La naturaleza resbaladiza, lo dual vociferante-subterfugio también reside a partes iguales en “Súbenos a casa”. Página 244: “Habían estado hablando de la situación mundial, que por aquel entonces era bastante próspera y apacible. Es decir, unos setenta millones de personas se morían de hambre, varios países desarrollados se mantenían gracias a tácticas policiales de terror, se luchaba por cuatro o cinco fronteras, la patrulla encargada de mantener la seguridad en el barrio había herido gravemente a la asistenta de la familia de Hobie, y la escuela había instalado una alambrada electrificada y reforzado su patrulla con dos perros.

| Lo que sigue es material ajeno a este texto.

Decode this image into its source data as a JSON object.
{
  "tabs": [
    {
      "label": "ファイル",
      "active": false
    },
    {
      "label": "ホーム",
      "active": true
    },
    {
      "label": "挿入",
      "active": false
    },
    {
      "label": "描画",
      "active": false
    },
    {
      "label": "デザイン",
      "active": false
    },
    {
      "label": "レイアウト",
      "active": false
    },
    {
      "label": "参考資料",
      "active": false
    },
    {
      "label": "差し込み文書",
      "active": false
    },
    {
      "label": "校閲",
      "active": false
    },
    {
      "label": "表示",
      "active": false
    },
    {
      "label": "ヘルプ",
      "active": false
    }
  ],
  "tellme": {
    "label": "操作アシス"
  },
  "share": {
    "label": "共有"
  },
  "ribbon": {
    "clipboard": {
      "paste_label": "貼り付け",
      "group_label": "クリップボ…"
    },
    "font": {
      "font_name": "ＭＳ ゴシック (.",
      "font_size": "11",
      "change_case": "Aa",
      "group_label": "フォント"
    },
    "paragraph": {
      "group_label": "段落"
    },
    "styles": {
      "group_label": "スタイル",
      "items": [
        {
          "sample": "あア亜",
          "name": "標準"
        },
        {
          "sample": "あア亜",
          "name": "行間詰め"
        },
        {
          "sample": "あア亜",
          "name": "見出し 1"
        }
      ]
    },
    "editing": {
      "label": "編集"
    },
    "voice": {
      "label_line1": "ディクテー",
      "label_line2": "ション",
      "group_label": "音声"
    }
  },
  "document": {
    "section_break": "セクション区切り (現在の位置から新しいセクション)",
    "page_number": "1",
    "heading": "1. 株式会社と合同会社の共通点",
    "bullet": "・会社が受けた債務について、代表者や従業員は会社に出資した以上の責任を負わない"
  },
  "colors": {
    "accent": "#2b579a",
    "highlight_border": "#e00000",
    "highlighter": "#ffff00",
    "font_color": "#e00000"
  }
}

Sin embargo, ninguno [sic.] de las naciones importantes estaba esgrimiendo armas de fisión, y la tregua entre Estados Unidos, URSS y China era una realidad desde hacía veinte años.” Es la narración más “realista” del conjunto, y en ella planea el tema eterno de la identidad, pero de modo subterráneo pareciera criticar la política exterior norteamericana (no debemos perder de vista que la escritora abandona su trabajo en la CIA en 1955, y probablemente sabría lo que se empezaba a fraguar).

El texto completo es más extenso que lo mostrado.